Devenue Marie-Antoinette, future reine de France, cette adolescente
Hongroise a renoncé à son enfance, sa langue et ses
repères au nom de l’alliance politique entre la France
et son pays. Elle va devoir apprendre, à 14 ans, les codes
culturels de Versailles, le ridicule de certains, la solitude, la
médisance, la futilité…
Le troisième long-métrage de Sofia Coppola est aussi
un troisième portrait d’adolescente basculant dans un
univers de femme. La figure historique est une illustration comme
une autre pour dénoncer la difficulté rencontrée
lors de ce passage, et ceci même pour la jeunesse dorée.
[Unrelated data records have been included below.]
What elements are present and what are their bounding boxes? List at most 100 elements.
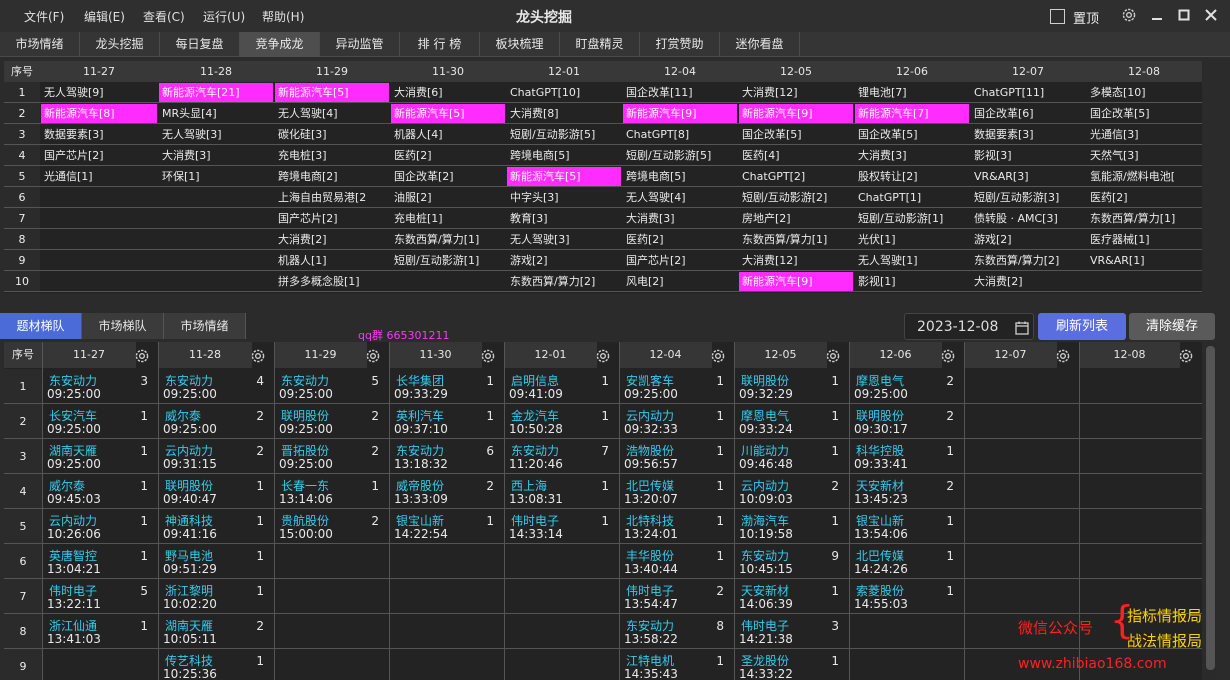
theme-cell[interactable]: 环保[1] xyxy=(159,167,273,186)
tab-7[interactable]: 盯盘精灵 xyxy=(560,32,640,57)
theme-cell[interactable]: 大消费[3] xyxy=(855,146,969,165)
theme-cell[interactable]: 教育[3] xyxy=(507,209,621,228)
theme-cell[interactable]: 新能源汽车[9] xyxy=(739,104,853,123)
theme-cell[interactable] xyxy=(1087,272,1201,291)
tab-1[interactable]: 龙头挖掘 xyxy=(80,32,160,57)
theme-cell[interactable] xyxy=(41,251,157,270)
theme-cell[interactable]: 大消费[8] xyxy=(507,104,621,123)
theme-cell[interactable]: 国企改革[2] xyxy=(391,167,505,186)
theme-cell[interactable]: 跨境电商[2] xyxy=(275,167,389,186)
clear-cache-button[interactable]: 清除缓存 xyxy=(1129,313,1215,340)
calendar-icon[interactable] xyxy=(1015,320,1029,339)
theme-cell[interactable]: 新能源汽车[9] xyxy=(623,104,737,123)
theme-cell[interactable]: 中字头[3] xyxy=(507,188,621,207)
theme-cell[interactable] xyxy=(41,188,157,207)
theme-cell[interactable] xyxy=(41,209,157,228)
theme-cell[interactable]: 房地产[2] xyxy=(739,209,853,228)
theme-cell[interactable]: 短剧/互动影游[5] xyxy=(623,146,737,165)
theme-cell[interactable]: 碳化硅[3] xyxy=(275,125,389,144)
tab-2[interactable]: 每日复盘 xyxy=(160,32,240,57)
theme-cell[interactable]: 新能源汽车[5] xyxy=(507,167,621,186)
theme-cell[interactable]: 大消费[2] xyxy=(275,230,389,249)
theme-cell[interactable]: 国企改革[5] xyxy=(855,125,969,144)
theme-cell[interactable]: MR头显[4] xyxy=(159,104,273,123)
theme-cell[interactable]: 数据要素[3] xyxy=(971,125,1085,144)
theme-cell[interactable]: 拼多多概念股[1] xyxy=(275,272,389,291)
theme-cell[interactable]: 光伏[1] xyxy=(855,230,969,249)
theme-cell[interactable] xyxy=(159,251,273,270)
theme-cell[interactable]: 无人驾驶[4] xyxy=(623,188,737,207)
theme-cell[interactable]: 东数西算/算力[1] xyxy=(391,230,505,249)
theme-cell[interactable]: 氢能源/燃料电池[ xyxy=(1087,167,1201,186)
column-gear-icon[interactable] xyxy=(709,347,727,369)
theme-cell[interactable]: 光通信[3] xyxy=(1087,125,1201,144)
column-gear-icon[interactable] xyxy=(249,347,267,369)
theme-cell[interactable]: 充电桩[1] xyxy=(391,209,505,228)
settings-gear-icon[interactable] xyxy=(1118,5,1140,25)
theme-cell[interactable]: 短剧/互动影游[1] xyxy=(391,251,505,270)
theme-cell[interactable] xyxy=(159,209,273,228)
theme-cell[interactable] xyxy=(41,272,157,291)
theme-cell[interactable]: ChatGPT[10] xyxy=(507,83,621,102)
theme-cell[interactable]: 天然气[3] xyxy=(1087,146,1201,165)
column-gear-icon[interactable] xyxy=(824,347,842,369)
sub-tab-0[interactable]: 题材梯队 xyxy=(0,313,82,339)
theme-cell[interactable]: 数据要素[3] xyxy=(41,125,157,144)
tab-9[interactable]: 迷你看盘 xyxy=(720,32,800,57)
close-icon[interactable] xyxy=(1200,5,1222,25)
theme-cell[interactable] xyxy=(159,230,273,249)
tab-3[interactable]: 竞争成龙 xyxy=(240,32,320,57)
refresh-list-button[interactable]: 刷新列表 xyxy=(1038,313,1126,340)
theme-cell[interactable]: 医药[2] xyxy=(623,230,737,249)
pin-checkbox[interactable] xyxy=(1050,9,1065,24)
maximize-icon[interactable] xyxy=(1173,5,1195,25)
theme-cell[interactable]: ChatGPT[1] xyxy=(855,188,969,207)
theme-cell[interactable]: 大消费[6] xyxy=(391,83,505,102)
theme-cell[interactable]: 跨境电商[5] xyxy=(623,167,737,186)
theme-cell[interactable]: 大消费[12] xyxy=(739,83,853,102)
tab-6[interactable]: 板块梳理 xyxy=(480,32,560,57)
theme-cell[interactable]: 无人驾驶[9] xyxy=(41,83,157,102)
column-gear-icon[interactable] xyxy=(479,347,497,369)
theme-cell[interactable]: 短剧/互动影游[1] xyxy=(855,209,969,228)
theme-cell[interactable]: 无人驾驶[1] xyxy=(855,251,969,270)
menu-help[interactable]: 帮助(H) xyxy=(262,8,304,25)
theme-cell[interactable]: 医药[2] xyxy=(391,146,505,165)
theme-cell[interactable]: 机器人[4] xyxy=(391,125,505,144)
theme-cell[interactable]: ChatGPT[2] xyxy=(739,167,853,186)
theme-cell[interactable]: 上海自由贸易港[2 xyxy=(275,188,389,207)
theme-cell[interactable]: 东数西算/算力[2] xyxy=(507,272,621,291)
theme-cell[interactable]: VR&AR[1] xyxy=(1087,251,1201,270)
theme-cell[interactable]: 东数西算/算力[2] xyxy=(971,251,1085,270)
theme-cell[interactable]: 大消费[2] xyxy=(971,272,1085,291)
theme-cell[interactable]: 锂电池[7] xyxy=(855,83,969,102)
theme-cell[interactable]: ChatGPT[8] xyxy=(623,125,737,144)
theme-cell[interactable]: 债转股 · AMC[3] xyxy=(971,209,1085,228)
column-gear-icon[interactable] xyxy=(364,347,382,369)
theme-cell[interactable]: 游戏[2] xyxy=(971,230,1085,249)
menu-run[interactable]: 运行(U) xyxy=(203,8,245,25)
column-gear-icon[interactable] xyxy=(1177,347,1195,369)
column-gear-icon[interactable] xyxy=(1054,347,1072,369)
theme-cell[interactable]: 医疗器械[1] xyxy=(1087,230,1201,249)
theme-cell[interactable]: 无人驾驶[3] xyxy=(507,230,621,249)
theme-cell[interactable] xyxy=(159,272,273,291)
theme-cell[interactable]: 医药[4] xyxy=(739,146,853,165)
theme-cell[interactable]: 无人驾驶[4] xyxy=(275,104,389,123)
column-gear-icon[interactable] xyxy=(594,347,612,369)
sub-tab-2[interactable]: 市场情绪 xyxy=(164,313,246,339)
menu-edit[interactable]: 编辑(E) xyxy=(84,8,125,25)
theme-cell[interactable]: 新能源汽车[5] xyxy=(391,104,505,123)
theme-cell[interactable]: 影视[3] xyxy=(971,146,1085,165)
theme-cell[interactable]: 游戏[2] xyxy=(507,251,621,270)
theme-cell[interactable]: 短剧/互动影游[2] xyxy=(739,188,853,207)
tab-5[interactable]: 排 行 榜 xyxy=(400,32,480,57)
menu-file[interactable]: 文件(F) xyxy=(24,8,64,25)
theme-cell[interactable]: 多模态[10] xyxy=(1087,83,1201,102)
theme-cell[interactable]: VR&AR[3] xyxy=(971,167,1085,186)
tab-8[interactable]: 打赏赞助 xyxy=(640,32,720,57)
theme-cell[interactable]: 国企改革[11] xyxy=(623,83,737,102)
theme-cell[interactable]: 国产芯片[2] xyxy=(623,251,737,270)
theme-cell[interactable] xyxy=(391,272,505,291)
theme-cell[interactable]: 股权转让[2] xyxy=(855,167,969,186)
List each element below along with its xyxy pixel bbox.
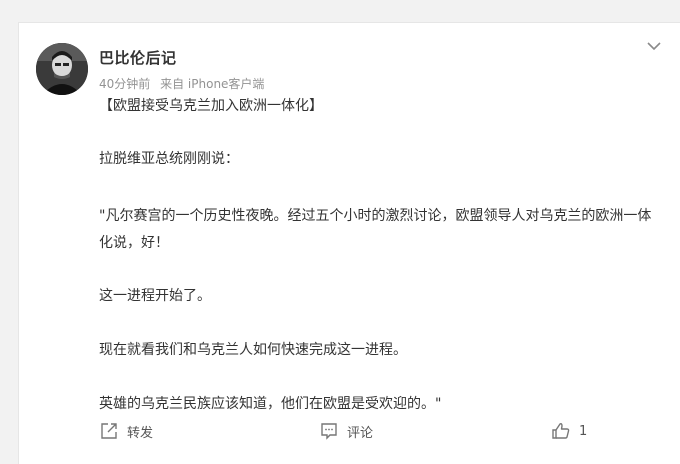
post-time[interactable]: 40分钟前	[99, 77, 150, 91]
like-button[interactable]: 1	[551, 419, 587, 443]
avatar-image	[36, 43, 88, 95]
like-count: 1	[579, 423, 588, 439]
post-paragraph: 这一进程开始了。	[99, 288, 211, 304]
repost-button[interactable]: 转发	[99, 419, 153, 443]
comment-button[interactable]: 评论	[319, 419, 373, 443]
thumbs-up-icon	[552, 423, 570, 439]
chevron-down-icon[interactable]	[645, 37, 663, 55]
post-paragraph: 拉脱维亚总统刚刚说：	[99, 151, 239, 167]
comment-label: 评论	[347, 425, 374, 441]
post-paragraph: 英雄的乌克兰民族应该知道，他们在欧盟是受欢迎的。"	[99, 396, 442, 412]
post-paragraph: "凡尔赛宫的一个历史性夜晚。经过五个小时的激烈讨论，欧盟领导人对乌克兰的欧洲一体…	[99, 208, 652, 251]
repost-label: 转发	[127, 425, 154, 441]
post-action-bar: 转发 评论 1	[19, 419, 680, 449]
post-title: 【欧盟接受乌克兰加入欧洲一体化】	[99, 98, 323, 114]
post-card: 巴比伦后记 40分钟前 来自 iPhone客户端 【欧盟接受乌克兰加入欧洲一体化…	[18, 22, 680, 464]
post-source: 来自 iPhone客户端	[160, 77, 265, 91]
comment-icon	[321, 423, 337, 440]
top-background-strip	[0, 0, 680, 10]
share-icon	[101, 423, 117, 439]
post-content: 【欧盟接受乌克兰加入欧洲一体化】 拉脱维亚总统刚刚说： "凡尔赛宫的一个历史性夜…	[99, 95, 659, 416]
post-meta: 40分钟前 来自 iPhone客户端	[99, 75, 264, 92]
avatar[interactable]	[36, 43, 88, 95]
author-name[interactable]: 巴比伦后记	[99, 47, 177, 68]
post-paragraph: 现在就看我们和乌克兰人如何快速完成这一进程。	[99, 342, 407, 358]
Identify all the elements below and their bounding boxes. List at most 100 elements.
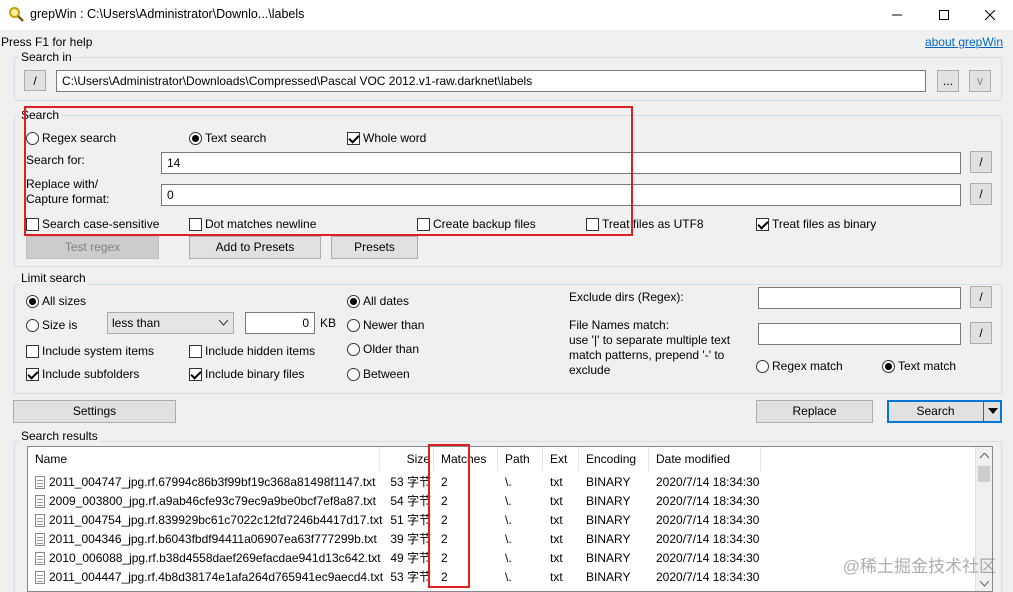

Kirsten Dunst interprète à merveille ce rôle en
nous livrant une reine de France, cible de polémique, humaine
et attachante.
Comme dans Virgin suicides et Lost
in translation, la bande son est utilisée à bon
escient. Ici, la musique rock rappelle que Marie-Antoinette n’est
pas un film historique, impression confirmée par de nombreux
anachronismes volontaires. Parfois criarde et associée au balayage
rapide des plans de décadence, à l’amas de nourriture
et à l’excès d’alcool, elle procure un sentiment
de nausée mais cet effet semble parfaitement contrôlé
par la réalisatrice.
Cependant il est regrettable que le film ait été vendu
comme historique ou biographique, il ne doit pas être vu comme
tel au risque de sortir avec un sentiment de déception. La
caméra est surtout centrée sur cette jeune femme esseulée
malgré la présence permanente de ses sujets ou serviteurs.
Les faits historiques sont succincts et la langue anglaise ne sied
pas à la cour de France, ni aux spectateurs français.